S’il n’est évidemment « de richesses que d’hommes », pour citer Jean Bodin, le contexte économique particulièrement tendu appelle tout de même à la mesure politique et à protéger, autant que faire se peut, les conditions salariales les plus élémentaires, comme le Salaire Minimum. Hélas, trois fois hélas, cette évidence sociale se trouve régulièrement niée par les néo-libéraux qui, à la suite de l’économiste Milton Friedman, pense que le SMIC est « une forme de discrimination contre les travailleurs sans qualification ». Pour eux, la misère trouve sa justification dans la lutte contre la discrimination : belle mentalité…

Récemment, le journal The Economist s’est donc attardé sur cette diminution du SMIC qui aurait, selon certains économistes, l’immense avantage de soulager l’économie nationale, lui redonnant compétitivité et attractivité.

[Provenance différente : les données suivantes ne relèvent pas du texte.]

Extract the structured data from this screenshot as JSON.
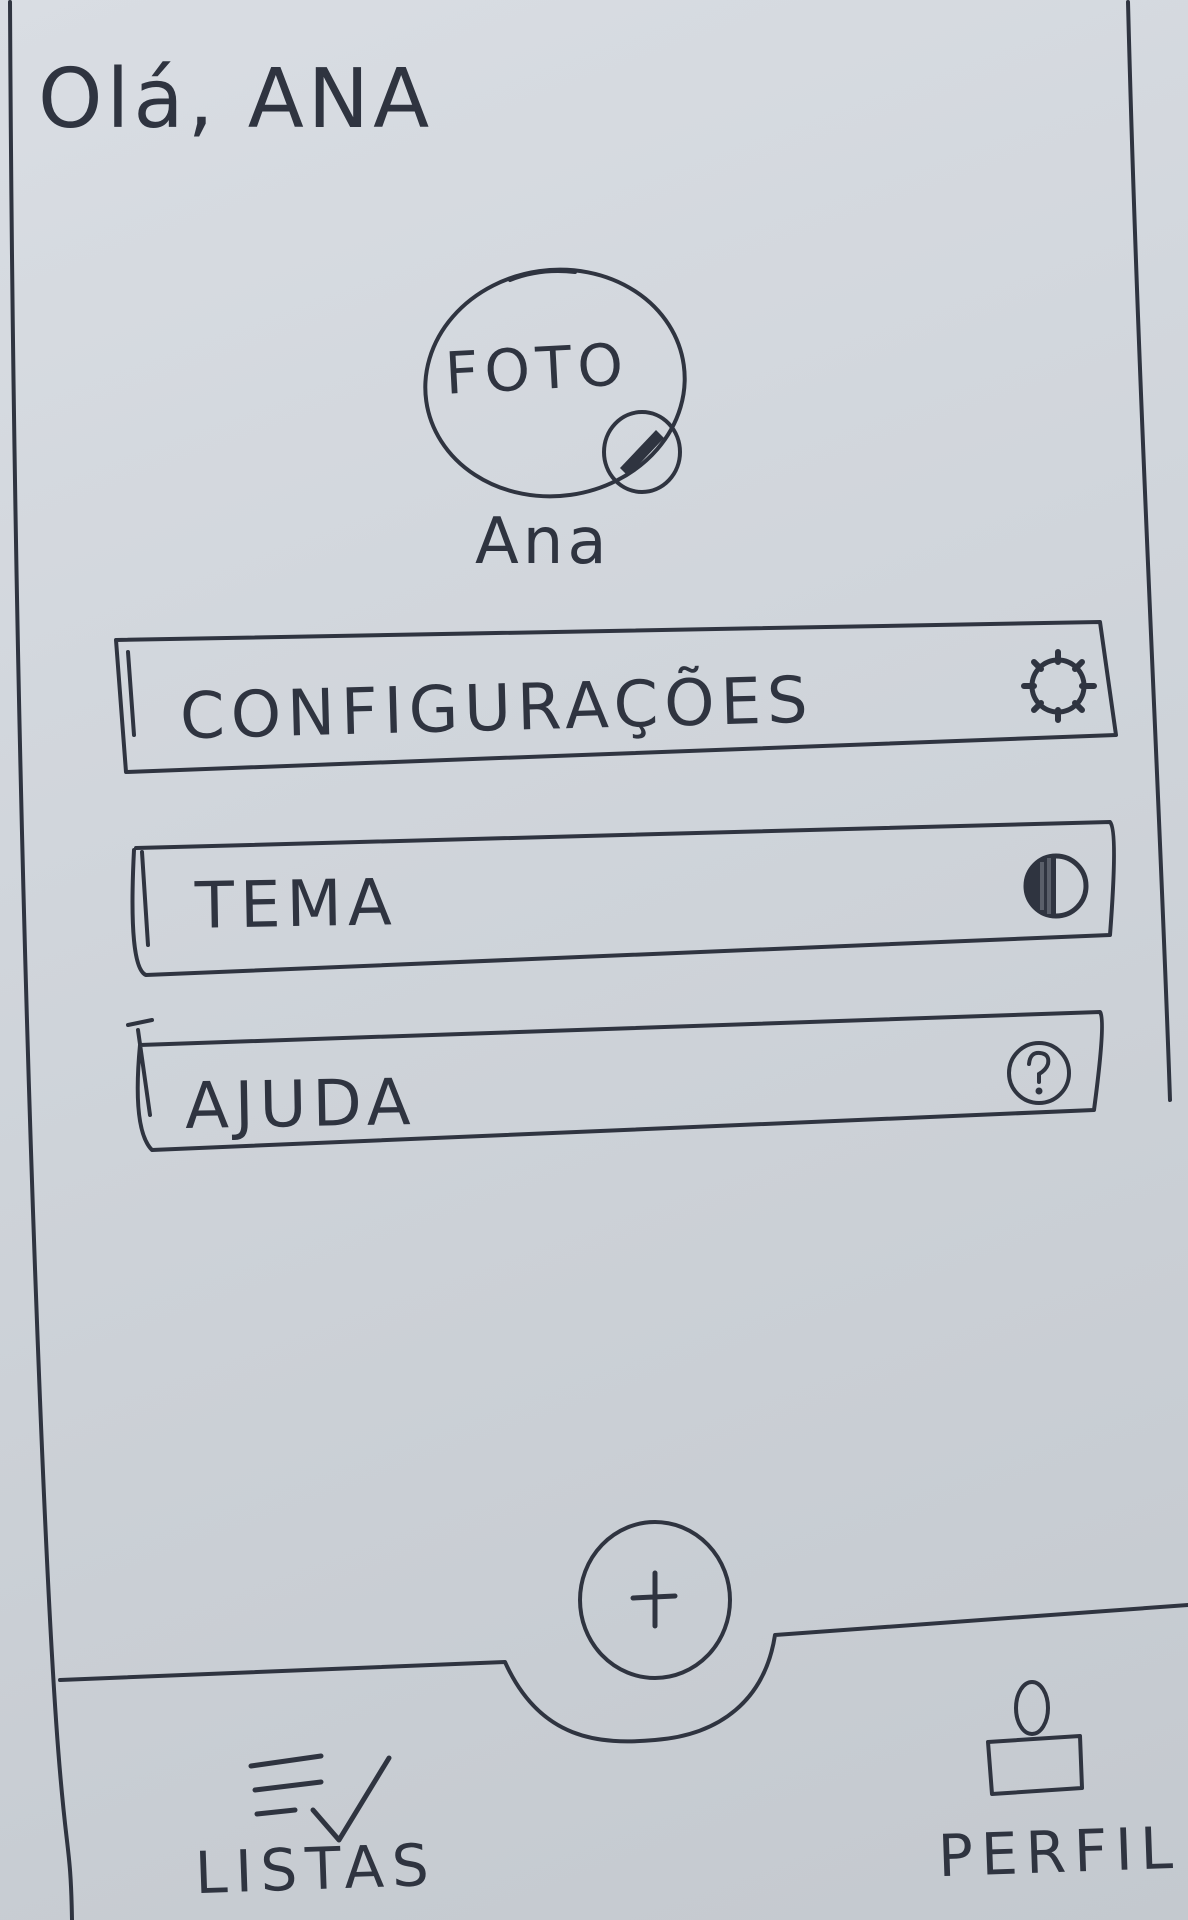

Vaste chimère à l’évidence, mais qui semble même trouver écho chez certains « socialistes » patentés, comme l’ancien commissaire européen Pascal Lamy pour qui « à ce niveau de chômage, aller davantage vers de la flexibilité et vers des boulots qui ne sont pas forcément payés au Smic ». Nulle remise en cause de l’aberrante fiscalité socialiste ou du libre-échange européen : pour l’ex-directeur de l’Organisation Mondiale du Commerce (OMC), le salut passera par l’abandon, économique, des classes les plus pauvres.